Pas un bruit.
Stridence soudaine. Il ouvre les yeux, réveillé en sursaut, éteint machinalement l’appareil qui beugle à coté de lui ; la pénombre ne l’agresse pas, et la douce chaleur qui émane de sa femme lui donne envie de se recoucher... Non, il faut qu’il se lève. Surtout aujourd’hui.
Elle dort. Encore quelques secondes de sommeil, de précieux sommeil.
La chaleur de l’été ne se fait pas sentir à cette heure ci de la nuit. Il parcourt les quelques kilomètres qui le séparent de la base, vérifiant machinalement dans le rétroviseur que ses galons sont bien en place, qu’il n’a pas l’air trop fatigué. La lueur orangée des lampadaires lui donne l’air pâle et maladif, et il voudrait croire que ce n’est que cette lumière qui donne cet éclat hésitant à son regard.
Elle dort, assommée par la chaleur étouffante, malgré la ventilation dans cet immeuble surchargé. Elle dort. Pas un bruit. Pas encore...
Il sort du bâtiment. C’est normal, se dit il. Une mission comme une autre. Je n’ai pas à réfléchir. D’ailleurs, il n’y a pas à réfléchir tout court. N’est ce pas ? Il monte dans l’avion, effectue les manœuvres machinalement. Paré au décollage ? Paré. Vrombissement. Il ne sent pas ce poids supplémentaire sous l’appareil, pas plus que d’habitude. Avant de partir, il adresse un clin d’œil fugitif au contrôleur. Comme d’habitude.
Stridence. Une alarme ? Elle baille. S’offre quelques secondes pour se réveiller. Sort du lit, s’habille. Sa fille lui sourit, déjà installée sur le divan, devant des illustrés enfantins. Elle couve d’un regard attendri l’enfant qui rit. Oh bien sûr, elle devrait faire ses devoirs, mais la mère n’a pas le cœur d’éteindre ce sourire. L’alarme, déjà, est oubliée. Une fausse alerte. Il faut se préparer pour aller travailler.
La terre défile sous ses ailes, remplaçant brusquement le bleu apaisant des flots du Pacifique. Il sera bientôt arrivé. Ses mains se crispent légèrement sur le manche, alors qu’il guette du coin de l’œil la lumière rouge à coté de lui.

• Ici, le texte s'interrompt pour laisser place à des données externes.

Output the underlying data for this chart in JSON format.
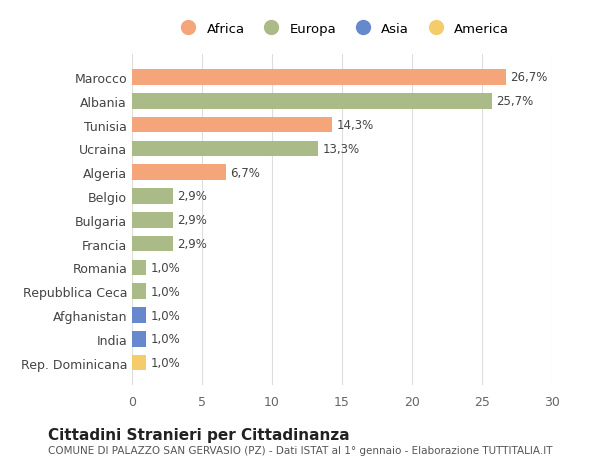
{
  "categories": [
    "Marocco",
    "Albania",
    "Tunisia",
    "Ucraina",
    "Algeria",
    "Belgio",
    "Bulgaria",
    "Francia",
    "Romania",
    "Repubblica Ceca",
    "Afghanistan",
    "India",
    "Rep. Dominicana"
  ],
  "values": [
    26.7,
    25.7,
    14.3,
    13.3,
    6.7,
    2.9,
    2.9,
    2.9,
    1.0,
    1.0,
    1.0,
    1.0,
    1.0
  ],
  "labels": [
    "26,7%",
    "25,7%",
    "14,3%",
    "13,3%",
    "6,7%",
    "2,9%",
    "2,9%",
    "2,9%",
    "1,0%",
    "1,0%",
    "1,0%",
    "1,0%",
    "1,0%"
  ],
  "continents": [
    "Africa",
    "Europa",
    "Africa",
    "Europa",
    "Africa",
    "Europa",
    "Europa",
    "Europa",
    "Europa",
    "Europa",
    "Asia",
    "Asia",
    "America"
  ],
  "colors": {
    "Africa": "#F4A57A",
    "Europa": "#AABB88",
    "Asia": "#6688CC",
    "America": "#F5CC6A"
  },
  "legend_order": [
    "Africa",
    "Europa",
    "Asia",
    "America"
  ],
  "title": "Cittadini Stranieri per Cittadinanza",
  "subtitle": "COMUNE DI PALAZZO SAN GERVASIO (PZ) - Dati ISTAT al 1° gennaio - Elaborazione TUTTITALIA.IT",
  "xlim": [
    0,
    30
  ],
  "xticks": [
    0,
    5,
    10,
    15,
    20,
    25,
    30
  ],
  "background_color": "#ffffff",
  "grid_color": "#dddddd"
}
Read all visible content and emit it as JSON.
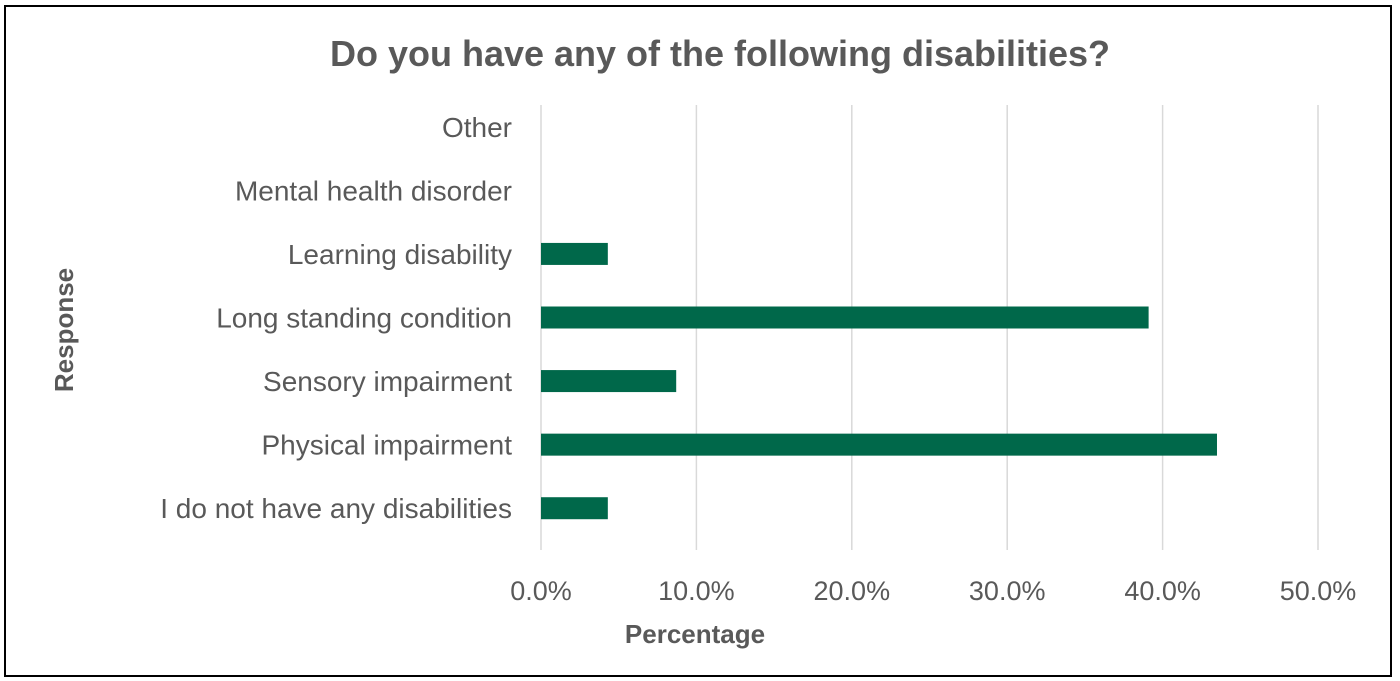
{
  "chart_data": {
    "type": "bar",
    "orientation": "horizontal",
    "title": "Do you have any of the following disabilities?",
    "xlabel": "Percentage",
    "ylabel": "Response",
    "categories": [
      "I do not have any disabilities",
      "Physical impairment",
      "Sensory impairment",
      "Long standing condition",
      "Learning disability",
      "Mental health disorder",
      "Other"
    ],
    "values": [
      4.3,
      43.5,
      8.7,
      39.1,
      4.3,
      0.0,
      0.0
    ],
    "xlim": [
      0,
      50
    ],
    "xticks": [
      "0.0%",
      "10.0%",
      "20.0%",
      "30.0%",
      "40.0%",
      "50.0%"
    ],
    "grid": true,
    "legend": "none",
    "bar_color": "#00684a"
  }
}
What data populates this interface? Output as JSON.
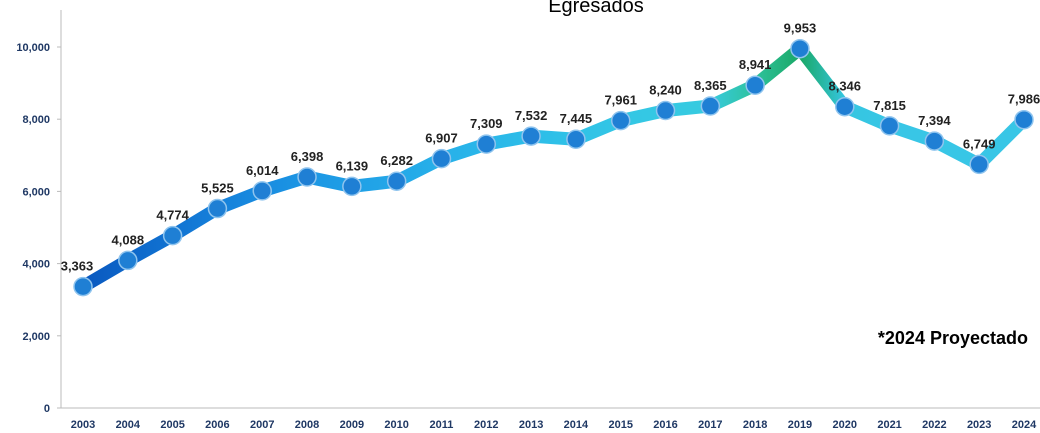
{
  "chart_data": {
    "type": "line",
    "title": "Egresados",
    "categories": [
      "2003",
      "2004",
      "2005",
      "2006",
      "2007",
      "2008",
      "2009",
      "2010",
      "2011",
      "2012",
      "2013",
      "2014",
      "2015",
      "2016",
      "2017",
      "2018",
      "2019",
      "2020",
      "2021",
      "2022",
      "2023",
      "2024"
    ],
    "series": [
      {
        "name": "Egresados",
        "color": "#1f7fd4",
        "point_colors": [
          "#0a58bf",
          "#0d66c9",
          "#1173d2",
          "#1580da",
          "#198ce0",
          "#1c96e4",
          "#1f9fe6",
          "#23a8e8",
          "#27b0e9",
          "#2ab7e9",
          "#2dbde8",
          "#30c2e7",
          "#33c6e5",
          "#35c9e3",
          "#37cadf",
          "#2ec29c",
          "#1aa866",
          "#35c6e0",
          "#38c6e6",
          "#38c6e6",
          "#38c6e6",
          "#38c6e6"
        ],
        "values": [
          3363,
          4088,
          4774,
          5525,
          6014,
          6398,
          6139,
          6282,
          6907,
          7309,
          7532,
          7445,
          7961,
          8240,
          8365,
          8941,
          9953,
          8346,
          7815,
          7394,
          6749,
          7986
        ],
        "value_labels": [
          "3,363",
          "4,088",
          "4,774",
          "5,525",
          "6,014",
          "6,398",
          "6,139",
          "6,282",
          "6,907",
          "7,309",
          "7,532",
          "7,445",
          "7,961",
          "8,240",
          "8,365",
          "8,941",
          "9,953",
          "8,346",
          "7,815",
          "7,394",
          "6,749",
          "7,986"
        ]
      }
    ],
    "ylim": [
      0,
      10000
    ],
    "yticks": [
      0,
      {
        "value": 2000,
        "label": "2,000"
      },
      {
        "value": 4000,
        "label": "4,000"
      },
      {
        "value": 6000,
        "label": "6,000"
      },
      {
        "value": 8000,
        "label": "8,000"
      },
      {
        "value": 10000,
        "label": "10,000"
      }
    ],
    "annotations": [
      "*2024 Proyectado"
    ]
  }
}
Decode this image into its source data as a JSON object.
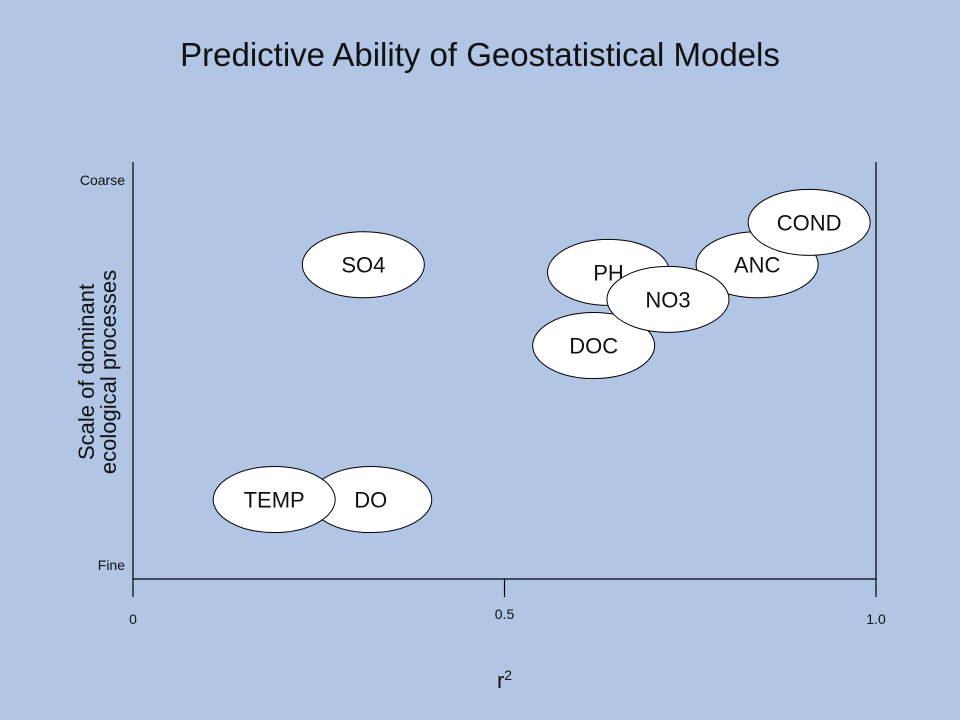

Elle quitte l’exigu appartement, laissant sa fille à la bienveillance de ses illustrés. Il est bien tard, aujourd’hui, pour se lever ; elle a fait la grasse matinée. Son chef en sera contrarié. Elle fronce les sourcils, lève les yeux sur le bleu douloureux du ciel. Il y a un avion. Encore un passage au dessus de la ville ? Elle reporte son attention sur le bus qui va arriver.
Lueur verte. Il y est.
Elle monte dans le bus.
Il appuie sur le bouton.
Le bus démarre.
La bombe explose.
Nous sommes le 6 août 1945. Il est 8h16 du matin et elle a cessé d’exister.